LIMITATION OF LIABILITY
The total liability of Seller on any claim, whether in contract, tort
(including negligence of any degree and strict liability) or otherwise
arising out of, connected with, or resulting from the manufacture, sale,
delivery, resale, repair, replacement or use of any Products/Services,
shall not exceed the price allocable to the Products/Services or part
thereof which gives rise to the claim. IN NO EVENT, WHETHER AS A
RESULT OF BREACH OF CONTRACT, WARRANTY, TORT,
(INCLUDING NEGLIGENCE OF ANY DEGREE, STRICT LIABILITY OR
PATENT INFRINGEMENT) OR OTHERWISE, SHALL SELLER, ITS
AFFILIATES, SUBCONTRACTORS, OR SUPPLIERS BE LIABLE FOR
ANY LOSS OF PROFIT OR REVENUES, LOSS OF USE OF THE
PRODUCTS OR SERVICES, OR ANY ASSOCIATED EQUIPMENT,
COST OF CAPITAL, COST OF SUBSTITUTE GOODS, FACILITIES,
SERVICES OR REPLACEMENT POWER, DOWNTIME COSTS OR
CLAIMS OF BUYER'S CUSTOMERS FOR DAMAGES OR FOR ANY
SPECIAL, PROXIMATE, CONSEQUENTIAL, INCIDENTAL, INDIRECT
OR EXEMPLARY DAMAGES. If Buyer transfers title to, or leases
Products sold hereunder to, or otherwise permits or suffers use by, any
third party, Buyer shall obtain from such third party a provision affording
Seller and its subcontractors/suppliers the protection of the preceding
sentence. Any action against Seller must be brought within 18 months
after cause of action accrues.
IX.
EXCUSABLE DELAYS A. Seller shall not be liable for delays
in delivery or failure to perform due directly or indirectly to causes
beyond Seller's reasonable control including but not limited to: acts of
God; war; terrorism; civil commotion; riots; embargoes; government
regulations, orders, instructions or priorities; port congestion; acts of or
failure to act on the part of Buyer or its agents/employees; fires; floods;
sabotage; nuclear incidents; earthquakes; storms; epidemics; strikes;
lockouts or other labor difficulties; shortages of or inability to timely
obtain proper labor, materials, components, shipping space or
transportation, fuel, supplies or power at current prices; or due to
limitations imposed by the extent of availability of Seller's normal
manufacturing facilities.
B. If a delay excused per the above extends for more than 90 days and
the parties have not agreed upon a revised basis for continuing providing
Products/Services at the end of the delay, including adjustment of the
price, then either party (except where delay is caused by Buyer, in which
event only Seller) upon thirty (30) days' notice may terminate the Order
with respect to the unexecuted portion of the Products/Services,
whereupon Buyer shall promptly pay Seller its reasonable termination
charges upon submission of Seller's invoices thereof.
X.
SOFTWARE/TECHNICAL/PROPRIETARY INFORMATION
A. Buyer shall not acquire any rights to any software which may be
delivered with Products, except as granted in Seller's standard software
license. Any software license granted in connection with Products shall be
an interim license, which may be withdrawn, pending payment for Products
in full.
B. The purchase of Products shall not include any right to supply of
technical information such as drawings or specifications.

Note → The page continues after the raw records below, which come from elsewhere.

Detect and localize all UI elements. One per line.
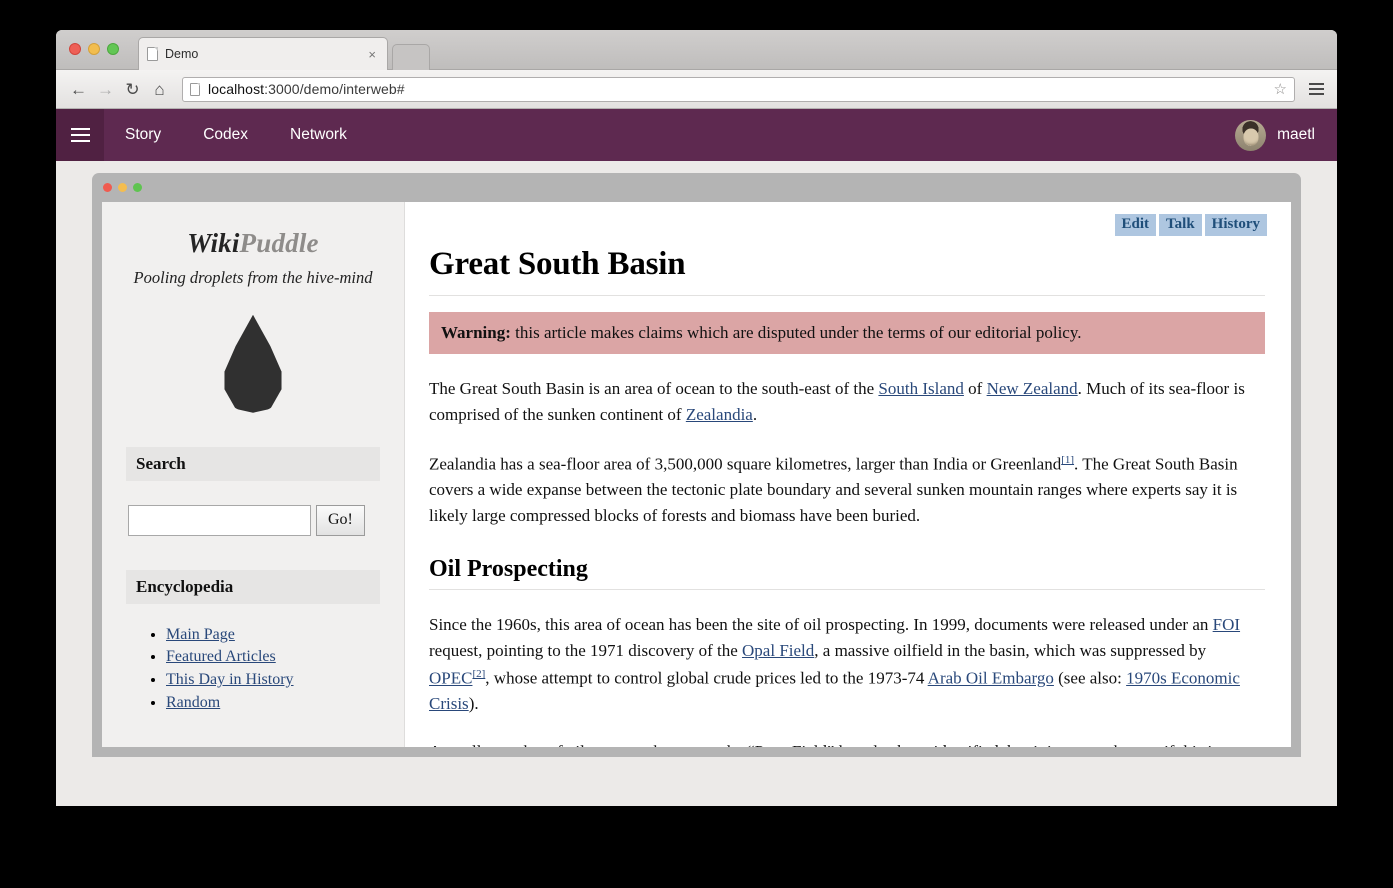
sidebar-link-random[interactable]: Random (166, 694, 220, 711)
link-zealandia[interactable]: Zealandia (686, 405, 753, 424)
address-bar[interactable]: localhost:3000/demo/interweb# ☆ (182, 76, 1295, 102)
citation-ref-2: [2] (472, 665, 485, 681)
text-fragment: (see also: (1053, 668, 1127, 688)
home-icon[interactable]: ⌂ (146, 76, 173, 103)
page-icon (147, 47, 158, 61)
link-south-island[interactable]: South Island (878, 379, 963, 398)
link-opec[interactable]: OPEC (429, 669, 472, 688)
list-item: Main Page (166, 624, 380, 647)
bookmark-star-icon[interactable]: ☆ (1274, 82, 1287, 97)
search-go-button[interactable]: Go! (316, 504, 365, 536)
warning-text: this article makes claims which are disp… (510, 323, 1082, 342)
back-icon[interactable]: ← (65, 76, 92, 103)
tab-talk[interactable]: Talk (1159, 214, 1202, 236)
sidebar-link-this-day-in-history[interactable]: This Day in History (166, 671, 294, 688)
minimize-window-button[interactable] (88, 43, 100, 55)
new-tab-button[interactable] (392, 44, 430, 70)
browser-toolbar: ← → ↻ ⌂ localhost:3000/demo/interweb# ☆ … (56, 70, 1337, 109)
maximize-window-button[interactable] (107, 43, 119, 55)
paragraph-paua-field: A smaller pocket of oil reserves, known … (429, 739, 1265, 747)
user-menu[interactable]: maetl (1235, 109, 1315, 161)
browser-menu-icon[interactable] (1304, 77, 1328, 101)
text-fragment: Since the 1960s, this area of ocean has … (429, 615, 1213, 635)
embedded-window: WikiPuddle Pooling droplets from the hiv… (92, 173, 1301, 757)
embedded-window-traffic-lights (103, 183, 142, 192)
nav-item-network[interactable]: Network (269, 109, 368, 161)
text-fragment: of (963, 379, 987, 399)
embedded-minimize-button[interactable] (118, 183, 127, 192)
wiki-content: Edit Talk History Great South Basin Warn… (404, 202, 1291, 747)
text-fragment: ). (468, 694, 479, 714)
site-tagline: Pooling droplets from the hive-mind (133, 268, 373, 287)
paragraph-zealandia: Zealandia has a sea-floor area of 3,500,… (429, 449, 1265, 528)
list-item: Featured Articles (166, 646, 380, 669)
wiki-sidebar: WikiPuddle Pooling droplets from the hiv… (102, 202, 404, 747)
nav-item-story[interactable]: Story (104, 109, 182, 161)
tab-history[interactable]: History (1204, 214, 1267, 236)
text-fragment: . (752, 404, 758, 424)
encyclopedia-heading: Encyclopedia (126, 569, 380, 604)
browser-tabstrip: Demo × (56, 30, 1337, 70)
text-fragment: Zealandia has a sea-floor area of 3,500,… (429, 454, 1062, 474)
list-item: This Day in History (166, 669, 380, 692)
link-foi[interactable]: FOI (1213, 615, 1240, 634)
page-title: Great South Basin (429, 246, 686, 282)
search-input[interactable] (128, 504, 311, 536)
citation-ref-1: [1] (1061, 451, 1074, 467)
link-opal-field[interactable]: Opal Field (742, 641, 814, 660)
nav-item-codex[interactable]: Codex (182, 109, 269, 161)
text-fragment: request, pointing to the 1971 discovery … (429, 640, 743, 660)
text-fragment: , a massive oilfield in the basin, which… (814, 640, 1207, 660)
list-item: Random (166, 692, 380, 715)
paragraph-oil-prospecting: Since the 1960s, this area of ocean has … (429, 612, 1265, 717)
encyclopedia-link-list: Main Page Featured Articles This Day in … (126, 624, 380, 715)
hamburger-icon[interactable] (56, 109, 104, 161)
url-host: localhost (208, 81, 265, 97)
text-fragment: A smaller pocket of oil reserves, known … (429, 742, 1219, 747)
warning-label: Warning: (441, 323, 511, 342)
brand-first: Wiki (187, 228, 240, 258)
search-heading: Search (126, 446, 380, 481)
link-new-zealand[interactable]: New Zealand (987, 379, 1078, 398)
page-icon (190, 82, 200, 96)
sidebar-link-featured-articles[interactable]: Featured Articles (166, 648, 276, 665)
browser-tab-title: Demo (165, 47, 199, 61)
embedded-close-button[interactable] (103, 183, 112, 192)
text-fragment: , whose attempt to control global crude … (485, 668, 928, 688)
section-heading-oil-prospecting: Oil Prospecting (429, 556, 588, 583)
citation-link[interactable]: [1] (1061, 454, 1074, 466)
section-divider (429, 589, 1265, 591)
brand-second: Puddle (239, 228, 319, 258)
warning-banner: Warning: this article makes claims which… (429, 312, 1265, 355)
app-nav-links: Story Codex Network (104, 109, 368, 161)
text-fragment: The Great South Basin is an area of ocea… (429, 379, 879, 399)
wiki-page: WikiPuddle Pooling droplets from the hiv… (102, 202, 1291, 747)
url-text: localhost:3000/demo/interweb# (208, 81, 405, 97)
tab-edit[interactable]: Edit (1114, 214, 1157, 236)
link-arab-oil-embargo[interactable]: Arab Oil Embargo (928, 669, 1054, 688)
citation-link[interactable]: [2] (472, 668, 485, 680)
article-body: Great South Basin Warning: this article … (429, 202, 1265, 747)
browser-window: Demo × ← → ↻ ⌂ localhost:3000/demo/inter… (56, 30, 1337, 806)
browser-tab[interactable]: Demo × (138, 37, 388, 70)
url-path: :3000/demo/interweb# (264, 81, 405, 97)
article-action-tabs: Edit Talk History (1114, 202, 1267, 236)
app-navigation-bar: Story Codex Network maetl (56, 109, 1337, 161)
droplet-icon (224, 314, 282, 413)
forward-icon[interactable]: → (92, 76, 119, 103)
search-form: Go! (126, 504, 380, 536)
window-traffic-lights (69, 43, 119, 55)
avatar (1235, 119, 1267, 151)
username-label: maetl (1277, 126, 1315, 143)
paragraph-intro: The Great South Basin is an area of ocea… (429, 376, 1265, 427)
title-divider (429, 295, 1265, 296)
close-window-button[interactable] (69, 43, 81, 55)
sidebar-link-main-page[interactable]: Main Page (166, 626, 235, 643)
close-tab-icon[interactable]: × (365, 48, 379, 61)
embedded-maximize-button[interactable] (133, 183, 142, 192)
reload-icon[interactable]: ↻ (119, 76, 146, 103)
site-logo[interactable]: WikiPuddle (126, 228, 380, 259)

C. Proprietary information, including drawings, documents, technical data,
reports, software, designs, inventions and other technical information
supplied by Seller in connection herewith (hereinafter called "Data"), shall
remain Seller's sole property and shall be held in confidence by Buyer.
Data shall not be reproduced, used or disclosed to others by Buyer without
May 2018
Seller's prior written consent. Upon completion of Order, Buyer shall
promptly return all Data to Seller together with all copies or reprints thereof
then in Buyer's possession or control, and Buyer shall thereafter make no
future use, either directly or indirectly, of any Data or any information
derived therefrom without Seller's prior written consent. The foregoing shall
in no way obligate Seller to provide or supply Data.
XI.
DIES, TOOLS, PATTERNS Seller's charges for dies, molds,
patterns and the like represent the Buyer's proportionate cost thereof, it
being expressly understood that they remain the property of Seller.

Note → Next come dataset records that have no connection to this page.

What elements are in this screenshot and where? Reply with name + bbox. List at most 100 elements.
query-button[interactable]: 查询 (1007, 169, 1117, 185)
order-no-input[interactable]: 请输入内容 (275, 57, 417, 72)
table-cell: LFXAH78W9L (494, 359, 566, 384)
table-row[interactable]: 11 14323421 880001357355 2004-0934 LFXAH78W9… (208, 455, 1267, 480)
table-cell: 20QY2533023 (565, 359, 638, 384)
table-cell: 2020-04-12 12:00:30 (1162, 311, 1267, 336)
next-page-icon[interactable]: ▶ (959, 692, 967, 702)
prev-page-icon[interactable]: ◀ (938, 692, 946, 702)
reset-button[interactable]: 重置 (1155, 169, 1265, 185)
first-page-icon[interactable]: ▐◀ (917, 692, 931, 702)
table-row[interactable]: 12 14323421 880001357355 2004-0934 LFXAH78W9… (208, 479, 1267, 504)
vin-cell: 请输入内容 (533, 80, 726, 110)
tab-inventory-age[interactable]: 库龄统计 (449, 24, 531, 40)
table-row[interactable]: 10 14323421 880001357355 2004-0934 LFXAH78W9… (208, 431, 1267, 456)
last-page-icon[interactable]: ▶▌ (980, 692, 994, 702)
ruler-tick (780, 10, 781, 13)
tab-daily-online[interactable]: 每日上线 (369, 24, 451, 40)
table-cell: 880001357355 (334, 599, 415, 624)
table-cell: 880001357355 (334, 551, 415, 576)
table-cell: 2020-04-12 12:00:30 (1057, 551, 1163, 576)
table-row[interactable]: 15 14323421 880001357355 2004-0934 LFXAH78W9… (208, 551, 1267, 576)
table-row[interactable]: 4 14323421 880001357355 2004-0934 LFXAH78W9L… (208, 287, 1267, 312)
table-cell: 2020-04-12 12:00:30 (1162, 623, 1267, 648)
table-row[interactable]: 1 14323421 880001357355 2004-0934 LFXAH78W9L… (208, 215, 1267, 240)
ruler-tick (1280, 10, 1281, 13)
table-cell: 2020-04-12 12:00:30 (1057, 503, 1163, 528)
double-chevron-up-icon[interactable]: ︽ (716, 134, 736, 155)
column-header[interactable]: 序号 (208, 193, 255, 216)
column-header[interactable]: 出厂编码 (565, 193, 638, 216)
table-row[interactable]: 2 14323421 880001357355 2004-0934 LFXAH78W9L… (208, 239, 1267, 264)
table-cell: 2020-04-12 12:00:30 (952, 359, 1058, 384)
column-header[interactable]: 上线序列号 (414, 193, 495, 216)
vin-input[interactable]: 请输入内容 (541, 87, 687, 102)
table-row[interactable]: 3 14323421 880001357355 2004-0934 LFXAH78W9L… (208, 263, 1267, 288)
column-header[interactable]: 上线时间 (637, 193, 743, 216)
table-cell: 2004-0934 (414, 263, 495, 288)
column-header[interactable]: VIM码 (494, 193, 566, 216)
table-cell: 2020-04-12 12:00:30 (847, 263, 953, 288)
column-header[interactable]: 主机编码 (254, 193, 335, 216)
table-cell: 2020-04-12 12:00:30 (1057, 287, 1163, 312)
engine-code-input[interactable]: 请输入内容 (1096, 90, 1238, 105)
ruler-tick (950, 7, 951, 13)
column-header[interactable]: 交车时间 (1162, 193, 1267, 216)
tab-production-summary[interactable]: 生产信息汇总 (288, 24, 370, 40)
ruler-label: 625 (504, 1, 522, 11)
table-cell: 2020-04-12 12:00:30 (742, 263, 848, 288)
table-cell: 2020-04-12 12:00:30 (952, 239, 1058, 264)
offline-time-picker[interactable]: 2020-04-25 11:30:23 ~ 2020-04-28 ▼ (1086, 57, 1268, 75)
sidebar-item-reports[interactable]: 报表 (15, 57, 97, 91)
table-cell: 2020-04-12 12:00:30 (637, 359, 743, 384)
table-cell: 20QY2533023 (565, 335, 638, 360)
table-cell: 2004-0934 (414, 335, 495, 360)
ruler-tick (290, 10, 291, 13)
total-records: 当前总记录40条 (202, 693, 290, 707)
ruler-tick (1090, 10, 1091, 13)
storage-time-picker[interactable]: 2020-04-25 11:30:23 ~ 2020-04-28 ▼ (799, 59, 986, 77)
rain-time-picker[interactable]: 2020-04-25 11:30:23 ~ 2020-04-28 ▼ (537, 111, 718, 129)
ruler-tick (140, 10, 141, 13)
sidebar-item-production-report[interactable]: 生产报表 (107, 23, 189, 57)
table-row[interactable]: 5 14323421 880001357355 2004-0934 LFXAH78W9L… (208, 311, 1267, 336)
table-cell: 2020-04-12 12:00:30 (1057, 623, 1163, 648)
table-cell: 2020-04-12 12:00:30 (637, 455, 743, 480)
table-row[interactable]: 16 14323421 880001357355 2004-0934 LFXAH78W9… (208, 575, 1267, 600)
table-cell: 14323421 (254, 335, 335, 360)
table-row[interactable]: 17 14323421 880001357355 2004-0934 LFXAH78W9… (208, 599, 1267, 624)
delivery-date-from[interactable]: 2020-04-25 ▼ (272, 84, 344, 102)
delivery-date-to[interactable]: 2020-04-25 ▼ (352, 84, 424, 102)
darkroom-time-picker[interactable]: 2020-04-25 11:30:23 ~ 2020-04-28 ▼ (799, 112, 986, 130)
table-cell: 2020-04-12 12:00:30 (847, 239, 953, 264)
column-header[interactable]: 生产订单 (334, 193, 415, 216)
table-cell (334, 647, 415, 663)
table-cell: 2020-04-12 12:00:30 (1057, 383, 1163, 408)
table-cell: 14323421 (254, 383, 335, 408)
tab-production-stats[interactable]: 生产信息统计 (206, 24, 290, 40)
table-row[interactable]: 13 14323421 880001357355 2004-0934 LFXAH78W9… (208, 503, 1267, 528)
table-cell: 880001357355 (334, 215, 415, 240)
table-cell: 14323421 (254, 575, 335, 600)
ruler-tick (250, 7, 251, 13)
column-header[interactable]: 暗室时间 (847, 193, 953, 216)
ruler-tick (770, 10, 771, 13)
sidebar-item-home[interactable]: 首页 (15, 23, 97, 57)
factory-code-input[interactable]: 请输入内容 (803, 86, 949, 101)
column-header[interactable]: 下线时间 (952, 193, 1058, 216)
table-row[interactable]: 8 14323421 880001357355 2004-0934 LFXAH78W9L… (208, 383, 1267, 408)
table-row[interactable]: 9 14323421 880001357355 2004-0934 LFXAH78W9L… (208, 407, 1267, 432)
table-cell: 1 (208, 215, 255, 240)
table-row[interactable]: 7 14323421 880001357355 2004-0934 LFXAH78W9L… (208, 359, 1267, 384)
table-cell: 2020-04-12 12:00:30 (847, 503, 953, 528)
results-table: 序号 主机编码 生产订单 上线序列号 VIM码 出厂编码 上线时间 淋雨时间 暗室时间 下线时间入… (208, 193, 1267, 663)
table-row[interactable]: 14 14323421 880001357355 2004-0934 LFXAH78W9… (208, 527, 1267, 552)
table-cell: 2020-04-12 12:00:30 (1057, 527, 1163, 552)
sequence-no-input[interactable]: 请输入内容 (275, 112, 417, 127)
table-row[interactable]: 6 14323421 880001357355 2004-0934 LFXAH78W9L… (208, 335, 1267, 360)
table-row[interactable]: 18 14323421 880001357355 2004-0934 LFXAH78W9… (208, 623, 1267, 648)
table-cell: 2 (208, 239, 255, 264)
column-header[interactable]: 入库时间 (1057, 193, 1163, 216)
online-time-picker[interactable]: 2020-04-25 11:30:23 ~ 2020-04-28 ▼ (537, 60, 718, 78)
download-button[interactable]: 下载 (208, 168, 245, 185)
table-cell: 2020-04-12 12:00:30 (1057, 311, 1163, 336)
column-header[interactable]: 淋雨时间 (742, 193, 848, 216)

Modifications made to dies, molds, patterns and the like in order to
manufacture Products shall be at the discretion of Seller.
XII.
GENERAL A. The rights and obligations of the Buyer and
Seller hereunder shall be governed in all respects by the law of the
Commonwealth of Pennsylvania, U.S.A. The exclusive forum for
adjudication of any disputes shall be the federal or state courts of the
Commonwealth of Pennsylvania, and Buyer/Seller hereby consent to
personal jurisdiction and venue in such courts in any proceeding. The
United Nations Convention on the International Sale of Goods shall not
apply.
B. These Terms and Conditions of Sale together with any other terms
specifically agreed to in writing by Seller constitute the entire agreement
between Buyer and Seller and supersede any prior or contemporaneous
representations, agreements, proposals, warranties, or understandings,
oral or written, express or implied. No waiver, modification, amendment,
rescission or other change to these Terms and Conditions of Sale shall
be binding unless specifically agreed to in writing by an authorized
representative of Seller.
C. The invalidity, of any part hereof shall not affect the validity of the
remainder. The failure of Seller to assert any right at any time hereunder
shall not prevent Seller's subsequent assertion of the same or different
rights.
D. Buyer may not assign this contract without the prior written approval
of the Seller.
XIII.
PROHIBITION FOR HAZARDOUS USE
Products sold hereunder are not intended for application in, and shall not
be used by Buyer in construction or application of a nuclear installation
or in connection with use or handling of nuclear material or for any
hazardous activity or critical application, where failure of a single
component could cause substantial harm to persons or property, unless
Products have been specifically approved for such activity or application.
Seller disclaims all liability for loss or damage resulting from such
unauthorized use and Buyer shall defend, hold harmless and indemnify
Seller against any such liability, whether arising under breach of
contract, warranty, tort (regardless of the degree of fault or negligence),
strict liability or otherwise.
Where Seller approves the application of the Products in a nuclear
facility, the Buyer shall, before such use or provision, arrange for
insurance or governmental indemnity protecting the Seller against
liability and hereby releases and agrees to indemnify the Seller and its
suppliers for any nuclear damage, including loss of use, in any manner
arising out of a nuclear incident, whether alleged to be due, in whole or
in part to the negligence or otherwise of the Seller or its suppliers.
XIV.
STATUTORY REQUIREMENTS
Seller reserves the right to make any changes in the general
specifications of the Products which are required for the Products to
conform to any statutory requirement.
XV.
GOVERNMENT CONTRACTS
Only Federal Acquisition Regulation ("FAR") supplement clauses
expressly accepted in writing by Seller shall be included or incorporated
by reference herein. Seller shall not be bound by and makes no
representation of compliance with any FAR or FAR supplement clauses
that Seller shall not have expressly accepted in writing.